Wes Anderson is one of those directors that inspires almost cult-like devotion in many film buffs. I'm certainly not in that cult, having seen only a handful of his movies -- not "hating" any of them, but not quite loving them either. Still, I'm willing to give another Anderson film a shot every now and then. Most recently, that was Moonrise Kingdom.

Crafted in Wes Anderson's signature style (which I'd categorize as "conspicuously quirky"), Moonrise Kingdom is a love story at its core. But the couple is a pair of pubescent runaways, both possessed of oddly mature personalities more "adult" than anyone else in the movie.

To whatever degree you'd consider Rushmore "realistic," this is not that kind of Wes Anderson movie. Moonrise Kingdom hews much closer to The Grand Budapest Hotel, an intentionally broad story that's as close to self-aware as you can get without crossing that line. Environments in the movie often look like miniatures until characters start interacting with them. Conversations are often filmed not in conventional "two shots," but in head-on alternating cuts that have people talking straight into the camera. Nearly everything is center framed.

The acting style is similarly off-kilter. I found it evocative of movies like Airplane! and The Naked Gun -- very earnest and serious even in situations that are objectively ridiculous. (Though I wouldn't say the movie is as "joke-centric.") It's interesting to see how different actors work within this style. Bruce Willis has played the Everyman throughout his career, and does so here without irony. Edward Norton is a notorious Method actor, leaving one to wonder how he ever reconciled that thirst for realism with such an unrealistic character. Wes Anderson favorite Bill Murray seems to be subtly winking to the audience, too cool for it all, through the entire movie. And Tilda Swinton uses the lack of realism to do what she does best: vanish into a bizarre role. The whole thing turns on the performances of the two young leads; Jared Gilman and Kara Hayward perfectly walk the line between naivete and world-weariness that this style demands, helping the whole thing feel like a light fairy tale.

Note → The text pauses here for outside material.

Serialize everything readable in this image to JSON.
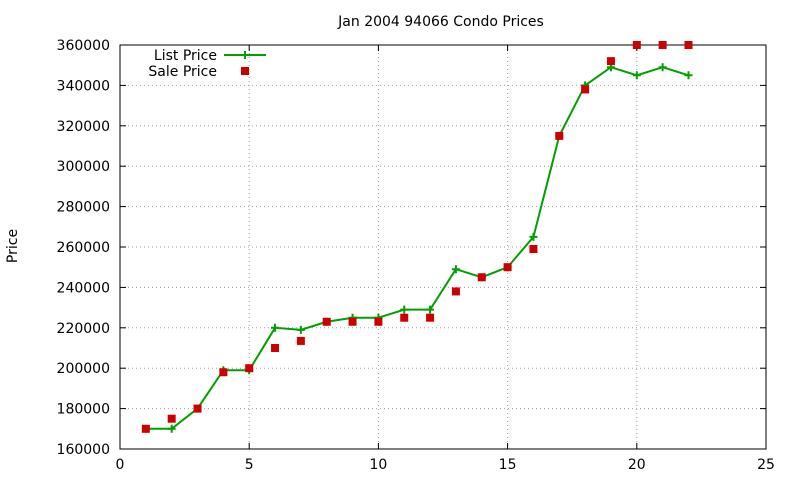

But light is ultimately what the movie is, despite the pronounced auteur's touch. I enjoyed it overall, though I did sometimes find myself thinking that the movie had gone quirky for quirky's sake, extolling eccentricity over story or character. I give Moonrise Kingdom a B-. It was good enough that I will try another Wes Anderson film at some point, though it certainly didn't induct me into the cult.